The Current Regulatory Scenario: Pressure on the Traditional and Openness to New Products
The crypto ecosystem lives a time of regulatory paradox.SEC (U.S. Securities and Exchange Commission)the introduction of new institutional products, such asETFs of cryptocurrenciesIn addition, it also increases the pressure on consolidated services.The recent regulatory threat of$1.35 billionThe recipeCoinbase’s Stablecoins RevenueThe regulatory questions whether the offering of these revenues constitutes the sale of unregistered bonds, putting a widely adopted business model in jeopardy.
In addition, giants likeGrayscale, Bitwise and 21SharesApplications for ETFs, including for assets such asand Hyperliquid (HLP)It is interesting to note that, unlike Bitwise, Grayscale does not initially plan to incorporateStakingIn this case, it is not possible to exclude the possibility in the future.This caution reflects theRegulatory UncertaintyThat still surrounds activities that generate yield, even within regulated vehicles.
Impact on the Brazilian market: Where are the investors?
For the Brazilian investor, these moves have direct implications.
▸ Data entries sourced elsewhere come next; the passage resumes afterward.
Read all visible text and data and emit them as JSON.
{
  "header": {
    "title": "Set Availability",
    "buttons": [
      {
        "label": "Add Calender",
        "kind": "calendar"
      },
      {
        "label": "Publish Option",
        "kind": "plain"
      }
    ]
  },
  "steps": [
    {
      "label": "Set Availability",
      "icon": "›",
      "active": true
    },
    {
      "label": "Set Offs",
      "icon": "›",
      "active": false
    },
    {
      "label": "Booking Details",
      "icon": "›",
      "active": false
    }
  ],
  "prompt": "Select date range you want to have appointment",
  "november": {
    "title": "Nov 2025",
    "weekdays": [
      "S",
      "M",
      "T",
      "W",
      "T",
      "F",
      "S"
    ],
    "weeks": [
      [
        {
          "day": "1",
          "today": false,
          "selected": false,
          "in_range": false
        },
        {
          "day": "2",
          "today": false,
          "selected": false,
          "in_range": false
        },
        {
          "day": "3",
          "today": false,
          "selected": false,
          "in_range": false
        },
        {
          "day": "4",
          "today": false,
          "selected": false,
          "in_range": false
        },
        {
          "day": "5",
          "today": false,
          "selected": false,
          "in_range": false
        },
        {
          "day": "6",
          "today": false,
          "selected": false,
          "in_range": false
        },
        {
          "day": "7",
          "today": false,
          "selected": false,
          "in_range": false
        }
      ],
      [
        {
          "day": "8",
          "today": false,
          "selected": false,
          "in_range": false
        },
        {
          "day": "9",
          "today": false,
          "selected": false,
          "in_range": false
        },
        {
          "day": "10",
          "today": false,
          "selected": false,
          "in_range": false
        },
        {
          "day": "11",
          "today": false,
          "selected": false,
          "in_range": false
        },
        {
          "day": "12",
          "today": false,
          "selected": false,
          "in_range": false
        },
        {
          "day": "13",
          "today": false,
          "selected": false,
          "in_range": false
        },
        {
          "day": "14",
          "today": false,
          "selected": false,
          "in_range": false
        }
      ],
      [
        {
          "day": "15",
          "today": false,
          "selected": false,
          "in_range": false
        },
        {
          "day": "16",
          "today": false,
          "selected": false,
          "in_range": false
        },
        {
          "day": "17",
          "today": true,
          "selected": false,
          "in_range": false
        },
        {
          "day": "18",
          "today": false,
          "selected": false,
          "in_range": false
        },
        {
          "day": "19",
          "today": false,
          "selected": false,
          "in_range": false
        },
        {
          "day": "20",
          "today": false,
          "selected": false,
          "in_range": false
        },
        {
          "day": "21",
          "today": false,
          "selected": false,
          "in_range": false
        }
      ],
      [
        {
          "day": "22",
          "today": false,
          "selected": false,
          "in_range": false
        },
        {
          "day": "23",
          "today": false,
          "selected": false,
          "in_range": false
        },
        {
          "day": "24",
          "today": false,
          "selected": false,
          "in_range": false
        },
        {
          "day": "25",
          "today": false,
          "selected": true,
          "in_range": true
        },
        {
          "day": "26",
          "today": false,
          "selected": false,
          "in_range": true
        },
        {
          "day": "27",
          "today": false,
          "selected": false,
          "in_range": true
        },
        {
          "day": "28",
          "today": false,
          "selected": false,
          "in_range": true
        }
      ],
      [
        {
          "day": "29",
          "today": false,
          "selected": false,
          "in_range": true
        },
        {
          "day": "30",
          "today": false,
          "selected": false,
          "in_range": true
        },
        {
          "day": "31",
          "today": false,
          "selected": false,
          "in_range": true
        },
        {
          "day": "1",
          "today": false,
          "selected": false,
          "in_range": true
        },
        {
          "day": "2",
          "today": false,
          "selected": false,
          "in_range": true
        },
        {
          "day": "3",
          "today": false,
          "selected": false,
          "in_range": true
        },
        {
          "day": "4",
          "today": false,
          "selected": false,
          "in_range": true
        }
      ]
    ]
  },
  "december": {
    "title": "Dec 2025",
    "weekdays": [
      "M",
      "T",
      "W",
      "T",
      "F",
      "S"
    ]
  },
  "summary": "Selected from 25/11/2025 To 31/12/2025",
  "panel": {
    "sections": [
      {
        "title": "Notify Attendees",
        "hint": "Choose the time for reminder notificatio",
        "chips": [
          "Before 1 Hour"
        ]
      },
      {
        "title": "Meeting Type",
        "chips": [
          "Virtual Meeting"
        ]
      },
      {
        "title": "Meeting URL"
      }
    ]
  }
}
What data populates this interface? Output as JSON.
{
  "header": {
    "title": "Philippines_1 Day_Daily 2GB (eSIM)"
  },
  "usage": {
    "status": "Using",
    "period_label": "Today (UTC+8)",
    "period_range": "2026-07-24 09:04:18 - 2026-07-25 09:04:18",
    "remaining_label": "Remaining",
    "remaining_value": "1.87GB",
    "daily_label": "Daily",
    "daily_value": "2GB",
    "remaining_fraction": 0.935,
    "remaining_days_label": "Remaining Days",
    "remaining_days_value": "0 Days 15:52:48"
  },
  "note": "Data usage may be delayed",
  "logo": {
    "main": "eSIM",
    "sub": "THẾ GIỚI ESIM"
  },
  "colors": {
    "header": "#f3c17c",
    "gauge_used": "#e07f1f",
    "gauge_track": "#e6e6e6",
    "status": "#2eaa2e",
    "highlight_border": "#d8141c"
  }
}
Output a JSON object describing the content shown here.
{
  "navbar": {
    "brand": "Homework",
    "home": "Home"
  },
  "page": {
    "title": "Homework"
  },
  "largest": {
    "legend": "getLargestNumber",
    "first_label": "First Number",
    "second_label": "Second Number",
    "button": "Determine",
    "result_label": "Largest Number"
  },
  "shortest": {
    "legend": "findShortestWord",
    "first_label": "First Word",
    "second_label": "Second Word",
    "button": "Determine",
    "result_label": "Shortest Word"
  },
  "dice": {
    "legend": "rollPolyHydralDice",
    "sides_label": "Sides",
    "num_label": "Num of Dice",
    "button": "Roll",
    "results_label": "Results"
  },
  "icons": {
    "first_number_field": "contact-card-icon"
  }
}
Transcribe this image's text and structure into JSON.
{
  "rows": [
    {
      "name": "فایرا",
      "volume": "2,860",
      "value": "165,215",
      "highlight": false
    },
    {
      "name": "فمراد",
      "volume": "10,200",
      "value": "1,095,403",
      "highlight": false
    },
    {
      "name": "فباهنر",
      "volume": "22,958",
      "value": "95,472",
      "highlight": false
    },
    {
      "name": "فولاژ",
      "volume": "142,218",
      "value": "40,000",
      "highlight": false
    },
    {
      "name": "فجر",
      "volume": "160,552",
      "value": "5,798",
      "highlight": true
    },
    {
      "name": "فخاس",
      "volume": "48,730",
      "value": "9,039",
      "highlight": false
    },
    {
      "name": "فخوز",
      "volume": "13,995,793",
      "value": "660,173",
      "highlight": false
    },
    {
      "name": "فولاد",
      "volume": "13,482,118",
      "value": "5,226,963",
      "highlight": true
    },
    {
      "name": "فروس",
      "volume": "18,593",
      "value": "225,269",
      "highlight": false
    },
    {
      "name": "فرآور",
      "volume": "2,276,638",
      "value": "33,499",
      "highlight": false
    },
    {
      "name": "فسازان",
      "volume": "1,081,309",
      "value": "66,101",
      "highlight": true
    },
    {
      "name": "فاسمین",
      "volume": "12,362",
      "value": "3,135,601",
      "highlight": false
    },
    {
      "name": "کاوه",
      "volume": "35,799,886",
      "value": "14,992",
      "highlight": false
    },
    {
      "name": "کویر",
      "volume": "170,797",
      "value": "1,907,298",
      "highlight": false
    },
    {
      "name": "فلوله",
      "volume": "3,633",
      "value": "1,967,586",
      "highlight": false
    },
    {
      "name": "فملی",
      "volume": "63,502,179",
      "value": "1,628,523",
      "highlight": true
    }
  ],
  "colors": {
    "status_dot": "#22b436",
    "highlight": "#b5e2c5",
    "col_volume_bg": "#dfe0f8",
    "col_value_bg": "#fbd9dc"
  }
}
Many use international platforms such as Coinbase to access income in stablecoins, a dollar alternative to the low interest rates of local savings. The possible interruption of this service would force a capital migration. The options would be: 1) return to the traditional system, with lower incomes; 2) seekDecentralized Finance (DeFi)directly, taking on more technical and safety risks; or 3) waiting for local regulated products, which are still incipient.
DeFi as a Resilient Alternative: Control versus Comfort
The core ofDeFiIt is the elimination of intermediaries in protocols such asAave, Compound or MakerDAO, users borrow their stablecoins directly to others throughSmart contractsThis model is inherently more resistant to regulatory actions against a specific company, since there is no central entity to process.
However, the convenience ofThe centralized platforms (CeFi)How Coinbase is a huge attraction. They abstain from the complexity of private wallets, network fees (gas fees) and the risks of interaction with smart contracts. The regulatory threat can, ironically, be a catalyst for the adoption of pure DeFi, educating users aboutSelf-CustodyThe question that remains is: is the market willing to exchange facility for resilience and total control?
ETFs and the Institutional Path: A Bridge to the Traditional
The new onesETFs of cryptocurrenciesThey represent the opposite path: maximum intermediation and compliance. An ETF like the one proposed by Grayscale for Hyperliquid offers exposure to the asset without the investor having to deal with custody, private keys or crypto asset regulation directly.
The absence of staking on these early ETFs, however, shows a limit. It offers exposure to price valuation, butExcludes the generation of passive incomeWhile regulations for staking and lending do not clarify, these products can remain as vehicles of pure price speculation, disconnected from the yield-generating utility of the underlying networks.
The Future of Crypto Revenue: Convergence or Divergent?
The future will probably not be a total victory of one model over the other, but a coexistence and even aConvergenceWe can wait:
- Regulated hybrid products:ETFs or other vehicles that, over time, find a regulated way to incorporate staking, distributing income to quota holders.
- DeFi with Layer of Conformity (DeFi 2.0):Protocols that integrate identity verification (KYC) in specific layers to serve institutional investors or comply with local rules without compromising core decentralization.
- Increased regulatory clarity:Pressure on Coinbase may force a legal definition of what constitutes an asset in the context of crypto revenue, benefiting the entire market with clearer rules of the game.
For Brazil, the lesson is to follow these international definitions closely, as they will influence as theCVM (Securities and Exchange Commission)The search for strong currency income will continue, and the Brazilian crypto market will need to offer solutions within the legal framework that is being drawn now.